The EXNET (ring) interface is similar for both the EXNET Connect product and the CSP. See the Hardware Installation and Maintenance Guide information for details on CSP system setup.

EXNET Connect appears as a normal CSP node on the ring. You can test it as an CSP node with the following exceptions:

• The EXNET Connect will not attempt to become the ring master; therefore, the system must have at least one other CSP 2040 or CSP 2090 on the ring to act as the ring master.

• The EXNET Connect always behaves like an CSP node with a single EXNET-ONE card installed (for example, ring redundancy is not supported).

You assign a card slot number between 0 and 31 (0x00 and 0x1F) to EXNET Connect using DIP Switch S4. The host for subsequent slot-related messages will use this slot number to set, for example, span assignments and the H.100 master clock.

The host can assign a maximum of 16 E1 or 21 T1 logical spans on the PCI H.100 card operating in the SCSA Compatibility Mode. However, it supports a maximum of 64 E1 or 80 T1 logical spans in the full H.100 mode.

The EXNET Connect’s Layer 3 is PPL-driven. The default PPL Protocol included in the system software is Clear Channel protocol, PPL component ID 75 (0x4B).

EXNET Connect can support multiple protocols. It allows the host application to download up to 10 protocols. If you attempt to download more than 10 protocols, EXNET Connect may send the following responses:

– 0xD3 - Invalid Protocol ID
(If the protocol ID is greater than 10)

– 0xA7 - PPL Table Already Exists
(If the protocol table ID is 1–10 but has already been downloaded)

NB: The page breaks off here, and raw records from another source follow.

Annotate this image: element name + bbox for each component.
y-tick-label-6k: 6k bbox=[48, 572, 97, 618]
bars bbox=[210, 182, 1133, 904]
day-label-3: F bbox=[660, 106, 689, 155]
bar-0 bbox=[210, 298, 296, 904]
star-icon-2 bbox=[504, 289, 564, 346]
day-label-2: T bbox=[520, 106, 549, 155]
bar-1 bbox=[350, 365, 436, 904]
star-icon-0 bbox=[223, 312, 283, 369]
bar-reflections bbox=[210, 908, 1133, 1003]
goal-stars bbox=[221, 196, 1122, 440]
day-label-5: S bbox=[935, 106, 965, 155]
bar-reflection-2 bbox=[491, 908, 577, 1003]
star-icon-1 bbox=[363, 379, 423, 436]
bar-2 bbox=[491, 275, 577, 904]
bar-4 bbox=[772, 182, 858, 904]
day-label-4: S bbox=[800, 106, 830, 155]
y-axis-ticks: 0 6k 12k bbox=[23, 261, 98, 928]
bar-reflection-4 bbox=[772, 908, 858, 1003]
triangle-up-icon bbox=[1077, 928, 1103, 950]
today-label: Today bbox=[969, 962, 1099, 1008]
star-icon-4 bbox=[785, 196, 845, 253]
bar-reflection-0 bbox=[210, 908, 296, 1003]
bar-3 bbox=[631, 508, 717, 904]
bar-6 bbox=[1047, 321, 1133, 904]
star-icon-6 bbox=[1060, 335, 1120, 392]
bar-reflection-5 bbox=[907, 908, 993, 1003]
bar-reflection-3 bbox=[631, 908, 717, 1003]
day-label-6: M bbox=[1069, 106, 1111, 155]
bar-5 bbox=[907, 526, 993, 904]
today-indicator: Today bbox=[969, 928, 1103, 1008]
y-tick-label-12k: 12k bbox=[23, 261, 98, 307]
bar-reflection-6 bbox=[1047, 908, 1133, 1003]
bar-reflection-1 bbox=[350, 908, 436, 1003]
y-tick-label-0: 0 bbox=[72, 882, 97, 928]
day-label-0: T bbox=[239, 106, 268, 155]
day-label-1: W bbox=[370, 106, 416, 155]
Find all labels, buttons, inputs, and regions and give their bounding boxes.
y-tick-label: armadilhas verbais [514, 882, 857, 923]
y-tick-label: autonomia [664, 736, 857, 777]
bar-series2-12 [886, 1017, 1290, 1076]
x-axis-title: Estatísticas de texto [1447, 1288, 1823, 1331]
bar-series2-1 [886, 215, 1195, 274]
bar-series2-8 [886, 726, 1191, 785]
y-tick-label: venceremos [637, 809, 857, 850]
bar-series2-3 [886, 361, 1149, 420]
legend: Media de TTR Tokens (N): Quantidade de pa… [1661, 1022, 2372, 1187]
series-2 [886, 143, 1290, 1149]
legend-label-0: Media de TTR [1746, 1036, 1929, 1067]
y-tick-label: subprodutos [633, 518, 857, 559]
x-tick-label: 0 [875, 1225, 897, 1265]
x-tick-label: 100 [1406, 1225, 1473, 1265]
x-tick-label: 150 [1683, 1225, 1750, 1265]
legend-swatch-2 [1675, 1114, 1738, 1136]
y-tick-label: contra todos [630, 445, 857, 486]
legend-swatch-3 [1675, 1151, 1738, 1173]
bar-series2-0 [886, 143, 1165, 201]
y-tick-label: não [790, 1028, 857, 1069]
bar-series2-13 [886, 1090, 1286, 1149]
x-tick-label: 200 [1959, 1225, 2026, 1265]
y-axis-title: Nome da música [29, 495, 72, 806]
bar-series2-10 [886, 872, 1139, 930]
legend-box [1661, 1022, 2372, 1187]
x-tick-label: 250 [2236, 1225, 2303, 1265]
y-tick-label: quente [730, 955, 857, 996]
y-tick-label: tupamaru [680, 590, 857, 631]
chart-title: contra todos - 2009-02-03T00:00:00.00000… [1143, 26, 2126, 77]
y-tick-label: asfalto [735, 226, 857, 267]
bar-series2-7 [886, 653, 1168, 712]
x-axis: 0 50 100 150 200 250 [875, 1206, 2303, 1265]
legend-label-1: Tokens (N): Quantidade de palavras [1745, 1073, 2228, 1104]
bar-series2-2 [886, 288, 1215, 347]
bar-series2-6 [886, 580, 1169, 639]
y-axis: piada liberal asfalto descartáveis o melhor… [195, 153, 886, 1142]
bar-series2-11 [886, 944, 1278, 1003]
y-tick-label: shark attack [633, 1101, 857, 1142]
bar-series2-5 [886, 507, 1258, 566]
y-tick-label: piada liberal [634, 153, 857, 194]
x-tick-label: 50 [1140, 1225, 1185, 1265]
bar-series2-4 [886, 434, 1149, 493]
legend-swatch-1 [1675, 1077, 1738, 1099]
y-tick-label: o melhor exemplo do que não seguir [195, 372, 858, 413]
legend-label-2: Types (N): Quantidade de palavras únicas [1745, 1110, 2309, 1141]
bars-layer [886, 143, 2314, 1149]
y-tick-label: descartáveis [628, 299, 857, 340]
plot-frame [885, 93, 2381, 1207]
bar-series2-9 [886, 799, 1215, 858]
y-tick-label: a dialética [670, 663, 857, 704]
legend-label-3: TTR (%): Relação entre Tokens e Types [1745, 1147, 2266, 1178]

The EXNET Connect uses the EXS Node Configure message (0x7F) with new entities defined to configure PCI H.100 mastership.

All configuration is maintained on a push button reset of the EXNET Connect card. This includes card-specific information (assigned spans, channels per span, H.100 bus, download software revisions, downloaded PPL Protocols, and so on) and ring-specific information (logical ring ID, ring service state, logical node ID, and so on).

When the host assigns spans on the PCI H.100 card, the span assignments are broadcast to all other nodes on the ring. Broadcasting the assignments guarantees unique span assignments among the nodes on the ring.